Politico's report on the Capitol Hill squabble over Medicare Advantage cuts reveals what happens when the government gets involved in the provision of medical care: Health care decisions become political decisions, and subject to political fights.
Here's the backstory: From the very beginning the Obama administration has argued that private providers operating in the Medicare Advantage program are overpaid, and that saving money through health reform would require the Center for Medicare and Medicaid Services, which manages those payments, to cut the reimbursements.
Republicans warned that cutting payments would cut service quality. But ObamaCare pared back those payments anyway, calling for bonus payments to be made only to providers who ranked either a four or a five on a five star scale.
Would that hurt seniors' health care quality? The administration may have decided it didn't want to find out quite yet, so it started a large scale Medicare pilot program that extended the program's bonus payments to providers who didn't meet ObamaCare's quality standards. In other words, the administration decided to pay more to providers not rated high quality. A lot more. At $8 billion, the pilot dwarfs all other Medicare demos since 1995 and offset about 70 percent of the planned cuts nationwide.
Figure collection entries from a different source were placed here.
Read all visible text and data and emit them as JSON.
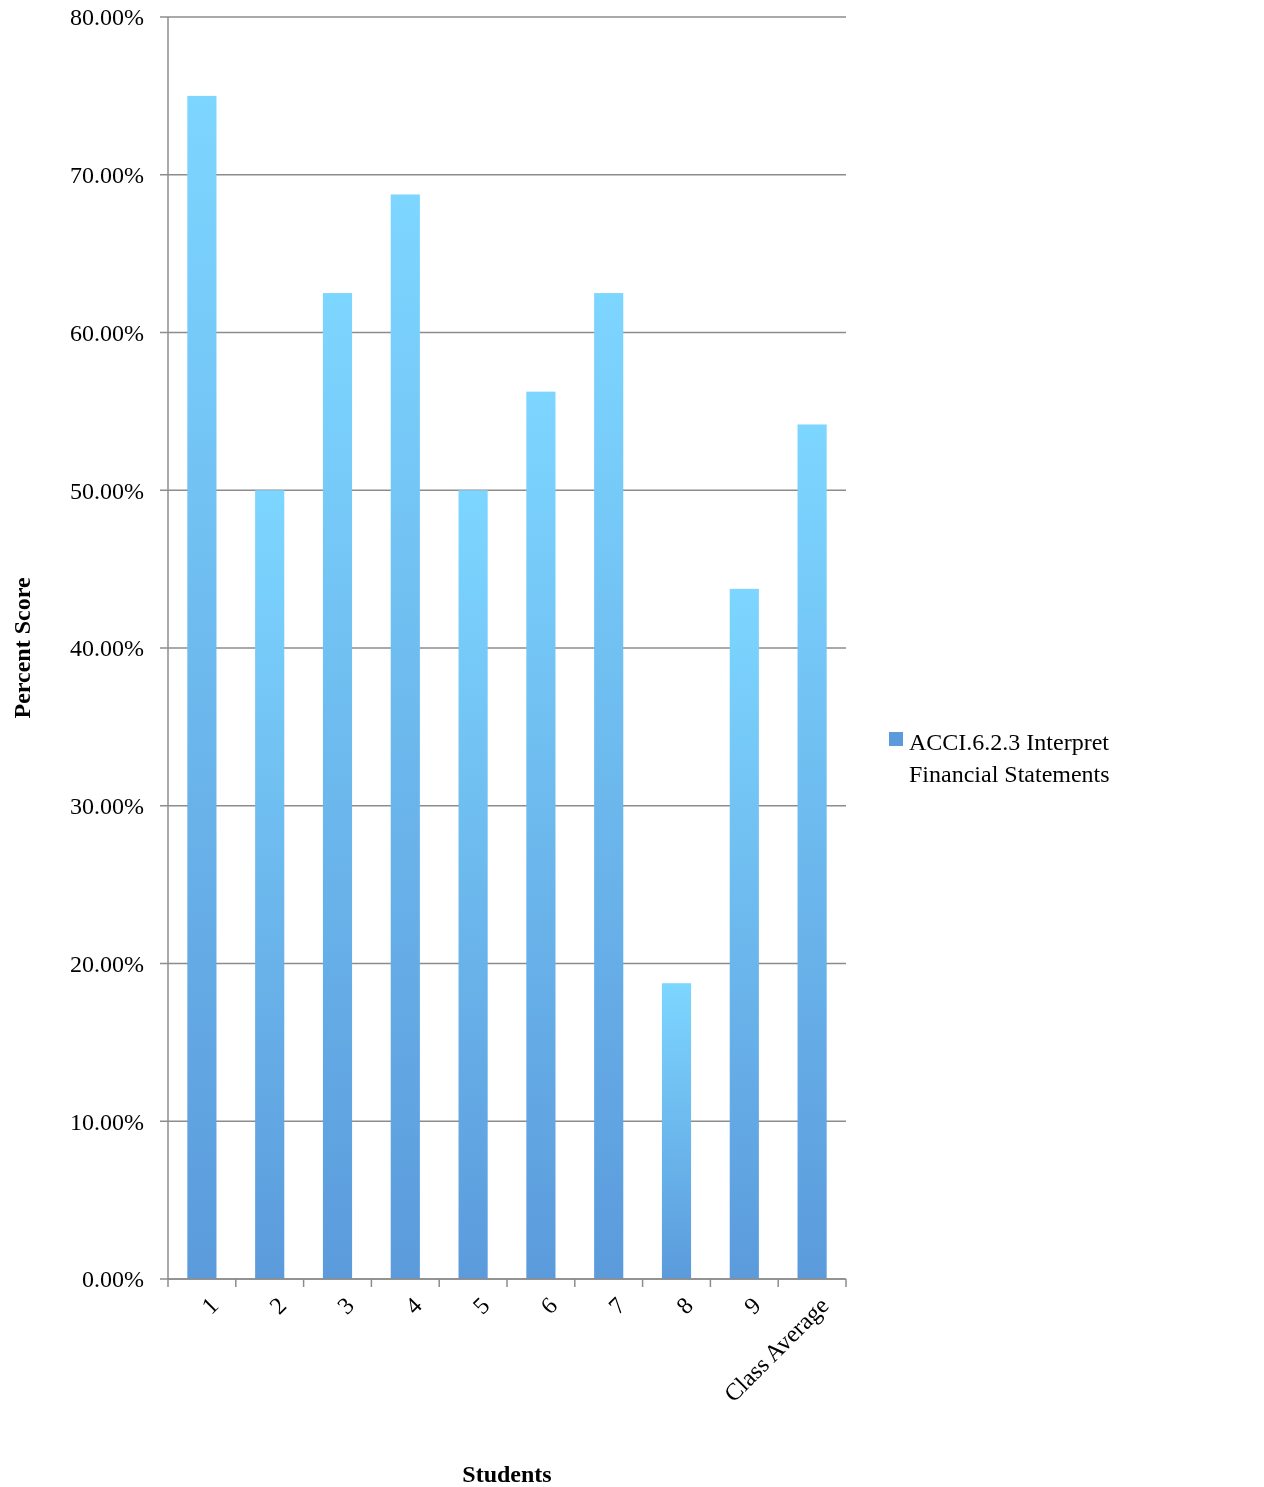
{
  "chart_data": {
    "type": "bar",
    "xlabel": "Students",
    "ylabel": "Percent Score",
    "categories": [
      "1",
      "2",
      "3",
      "4",
      "5",
      "6",
      "7",
      "8",
      "9",
      "Class Average"
    ],
    "series": [
      {
        "name": "ACCI.6.2.3 Interpret Financial Statements",
        "color": "#5b9bdc",
        "values": [
          75,
          50,
          62.5,
          68.75,
          50,
          56.25,
          62.5,
          18.75,
          43.75,
          54.17
        ]
      }
    ],
    "ylim": [
      0,
      80
    ],
    "yticks": [
      {
        "value": 0,
        "label": "0.00%"
      },
      {
        "value": 10,
        "label": "10.00%"
      },
      {
        "value": 20,
        "label": "20.00%"
      },
      {
        "value": 30,
        "label": "30.00%"
      },
      {
        "value": 40,
        "label": "40.00%"
      },
      {
        "value": 50,
        "label": "50.00%"
      },
      {
        "value": 60,
        "label": "60.00%"
      },
      {
        "value": 70,
        "label": "70.00%"
      },
      {
        "value": 80,
        "label": "80.00%"
      }
    ],
    "grid": "y",
    "legend": "right"
  }
}
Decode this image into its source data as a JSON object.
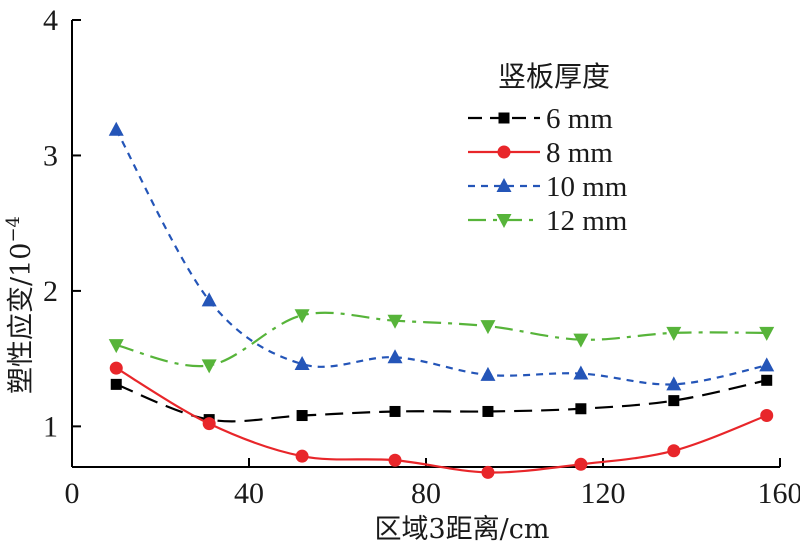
{
  "chart_data": {
    "type": "line",
    "xlabel": "区域3距离/cm",
    "ylabel_main": "塑性应变/10",
    "ylabel_exp": "−4",
    "xlim": [
      0,
      160
    ],
    "ylim": [
      0.7,
      4
    ],
    "x_ticks": [
      "0",
      "40",
      "80",
      "120",
      "160"
    ],
    "y_ticks": [
      "1",
      "2",
      "3",
      "4"
    ],
    "x_tick_values": [
      0,
      40,
      80,
      120,
      160
    ],
    "y_tick_values": [
      1,
      2,
      3,
      4
    ],
    "legend_title": "竖板厚度",
    "legend_position": "top-right",
    "grid": false,
    "x": [
      10,
      31,
      52,
      73,
      94,
      115,
      136,
      157
    ],
    "series": [
      {
        "name": "6 mm",
        "color": "#000000",
        "marker": "square",
        "line": "dashed",
        "values": [
          1.31,
          1.05,
          1.08,
          1.11,
          1.11,
          1.13,
          1.19,
          1.34
        ]
      },
      {
        "name": "8 mm",
        "color": "#e8262a",
        "marker": "circle",
        "line": "solid",
        "values": [
          1.43,
          1.02,
          0.78,
          0.75,
          0.66,
          0.72,
          0.82,
          1.08
        ]
      },
      {
        "name": "10 mm",
        "color": "#2455b8",
        "marker": "triangle-up",
        "line": "dotted",
        "values": [
          3.19,
          1.93,
          1.46,
          1.51,
          1.38,
          1.39,
          1.31,
          1.45
        ]
      },
      {
        "name": "12 mm",
        "color": "#57b43a",
        "marker": "triangle-down",
        "line": "dashdot",
        "values": [
          1.6,
          1.45,
          1.82,
          1.78,
          1.74,
          1.64,
          1.69,
          1.69
        ]
      }
    ]
  }
}
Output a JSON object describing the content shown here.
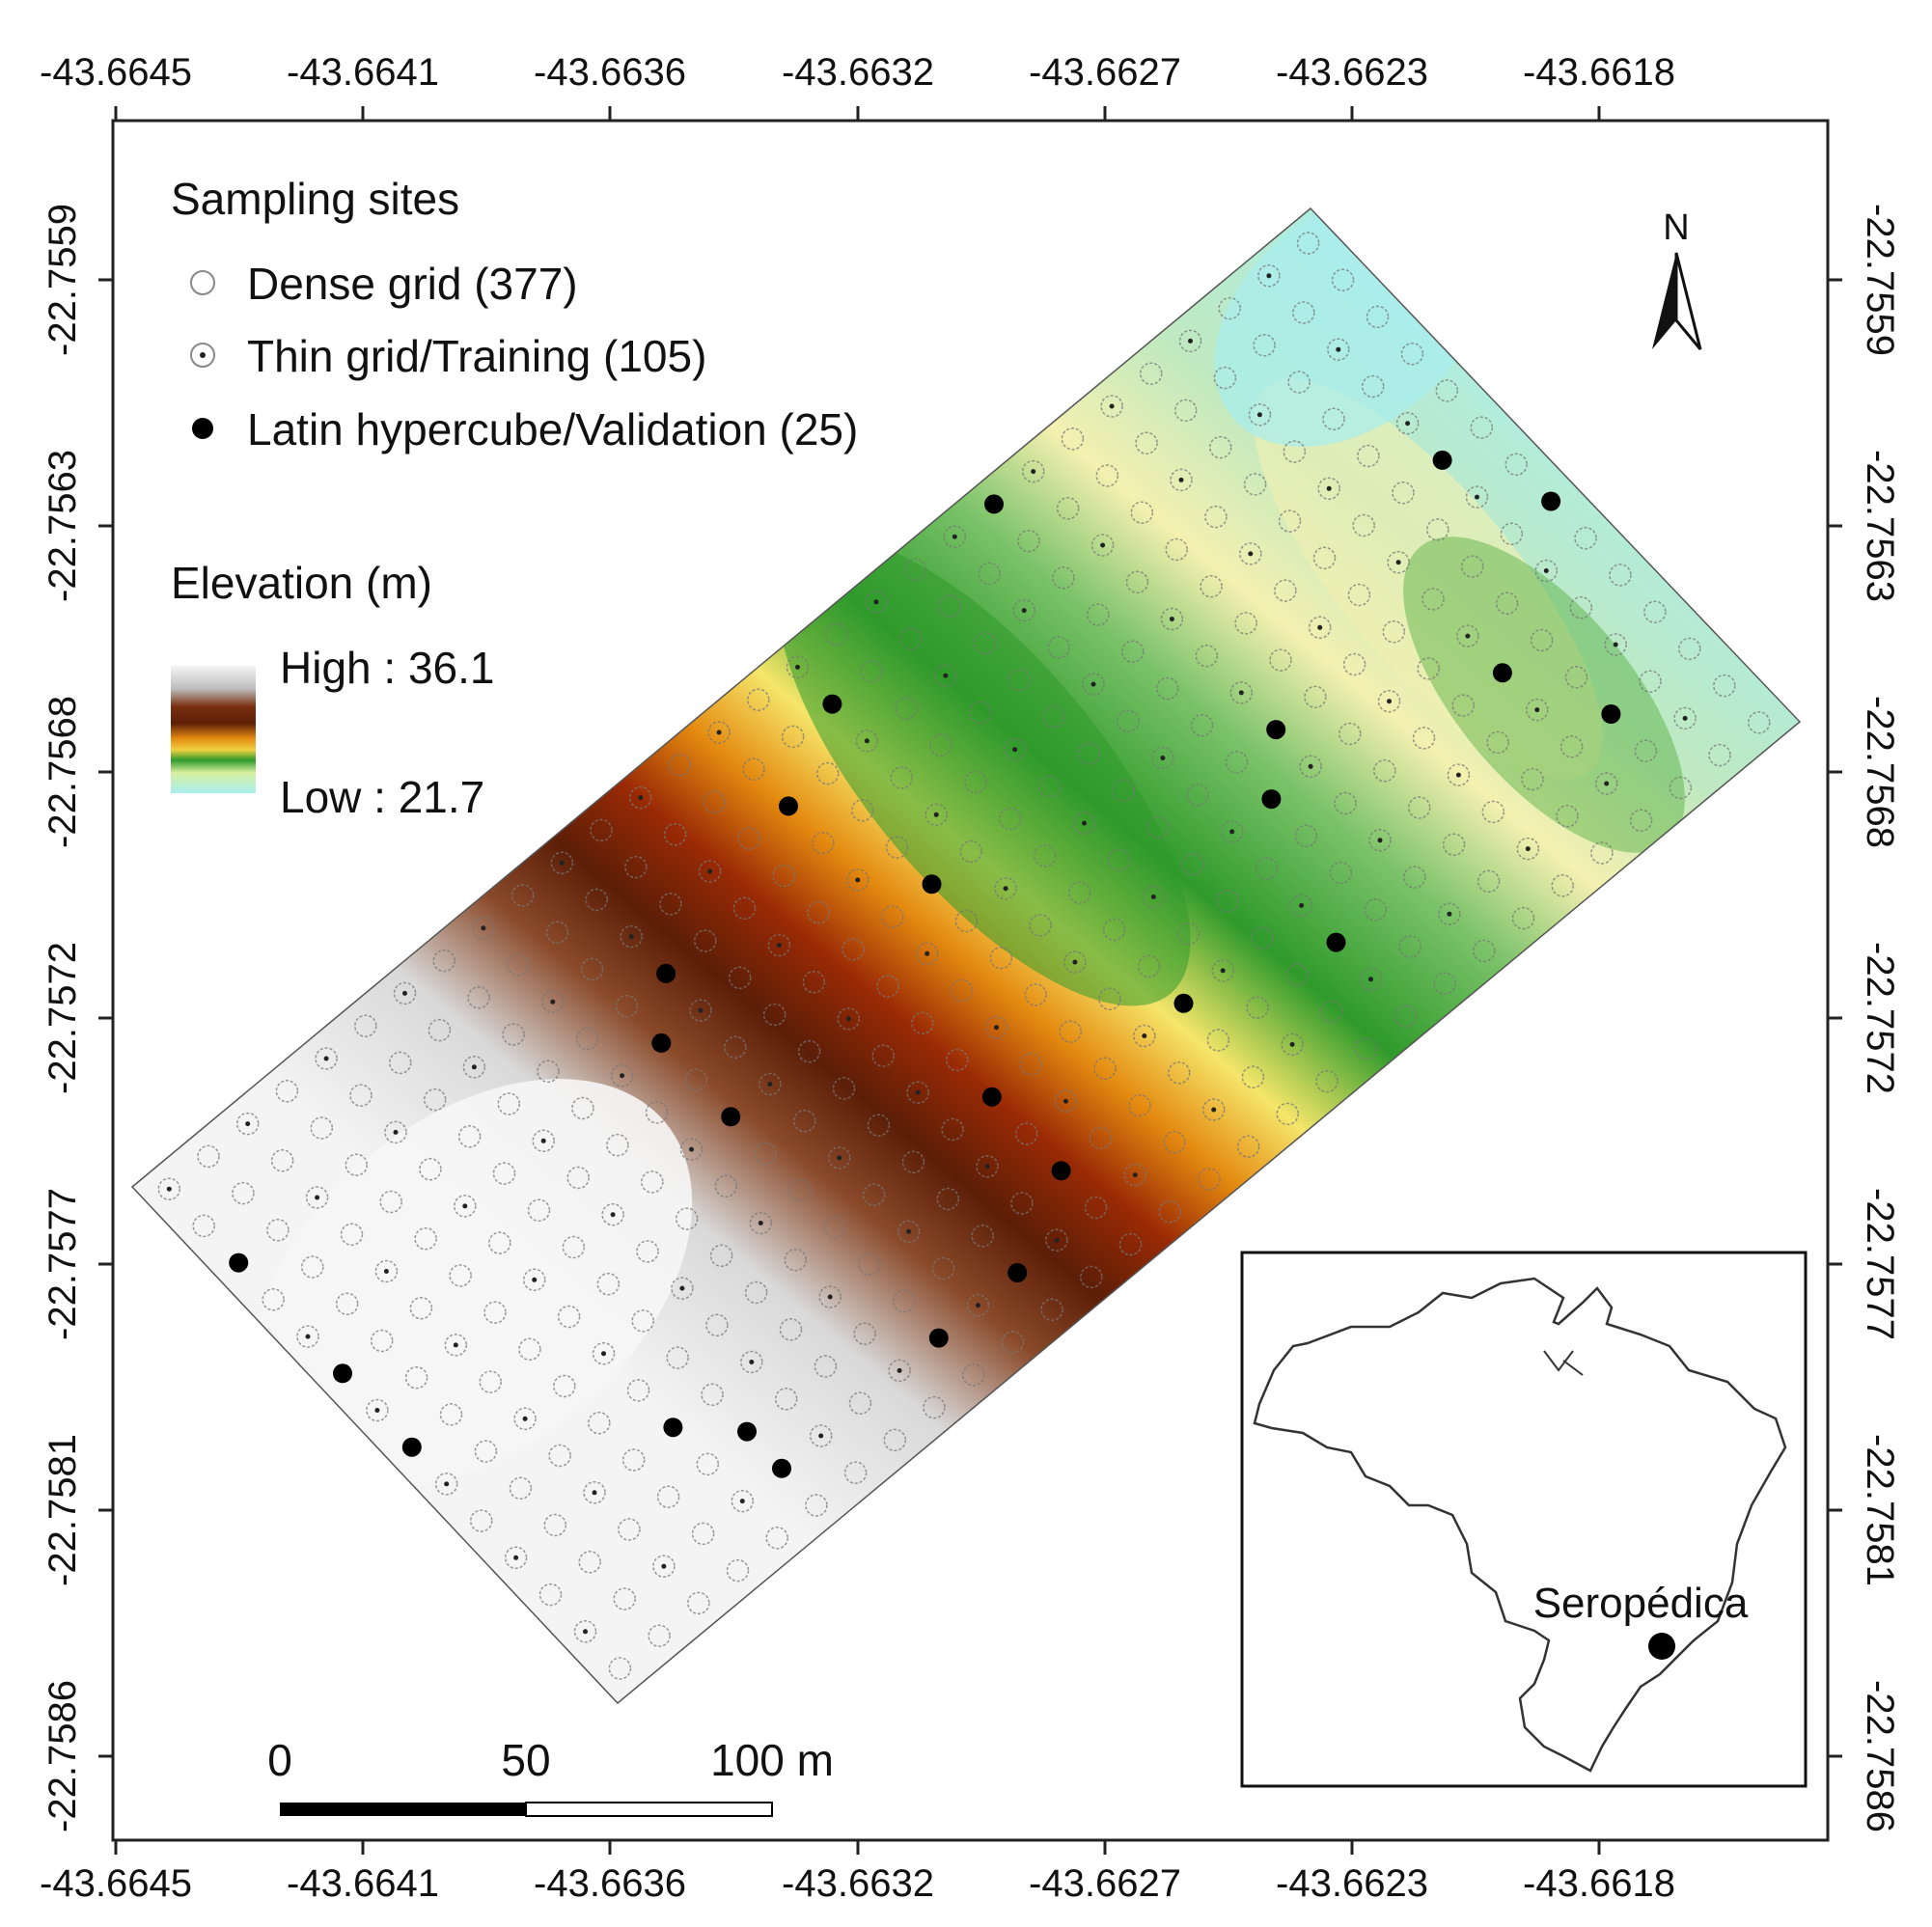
{
  "map": {
    "x_ticks": [
      "-43.6645",
      "-43.6641",
      "-43.6636",
      "-43.6632",
      "-43.6627",
      "-43.6623",
      "-43.6618"
    ],
    "y_ticks": [
      "-22.7559",
      "-22.7563",
      "-22.7568",
      "-22.7572",
      "-22.7577",
      "-22.7581",
      "-22.7586"
    ],
    "north_label": "N",
    "legend": {
      "sites_title": "Sampling sites",
      "dense": "Dense grid (377)",
      "thin": "Thin grid/Training (105)",
      "latin": "Latin hypercube/Validation (25)",
      "elev_title": "Elevation (m)",
      "high": "High : 36.1",
      "low": "Low : 21.7"
    },
    "scalebar": {
      "labels": [
        "0",
        "50",
        "100 m"
      ]
    },
    "inset": {
      "city": "Seropédica"
    },
    "colors": {
      "high": "#f4f4f4",
      "brown": "#5c1e07",
      "orange": "#e48a10",
      "yellow": "#f5e66a",
      "green": "#2f9a2b",
      "cyan": "#a8eef0"
    }
  }
}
The administration claimed the pilot program was designed to further test the effects of the new bonus payment system. But when the Government Accountability Office performed a review earlier this year, it called shenanigans: "The design of the demonstration precludes a credible evaluation of its effectiveness in achieving (the administration's) stated research goal," a GAO report said.
In a separate wrinkle, an August study in the Journal of the American Medical Association found that while Medicare Advantage payments are indeed higher than in traditional Medicare, it turns out that when one makes true apples-to-apples comparisons of the plans on offer, the program's private providers are able to offer equal value plans quite a bit cheaper than traditional Medicare. The authors note that to the extent that the savings represent increased efficiency, the results suggest that there are better, cheaper ways to provide traditional Medicare.
So now we are in a funny situation: The same administration that spent a lot of time arguing that Medicare Advantage providers are overpaid is now fighting to keep higher payments to Medicare Advantage providers. And the Republicans who warned that payment cuts would hurt quality are arguing that the administration is ducking responsibility by refusing to make the cuts.
This started as a wonky policy debate, but what happened was politics. And it is what inevitably happens when the public sector intrudes into the private sector, and when price controls substitute for cost controls.
It is almost certainly true that quality suffers when reimbursement rates are reduced. It is also appears to be true that competition amongst private providers in Medicare Advantage is leading to efficiencies that aren't present in traditional Medicare, which we should probably take as a lesson. It is also often the case that when the government pays more for something, it spends more, and when it pays less for something, it spends less. But what all this really reveals is the folly of trying to control health spending through government-designed payment schemes.
Should the federal government pay Medicare Advantage providers more? Less? Or perhaps some complex mix based on quality measures? How about this: Maybe the federal government shouldn't be in the business of deciding precisely how much to pay private health providers at all.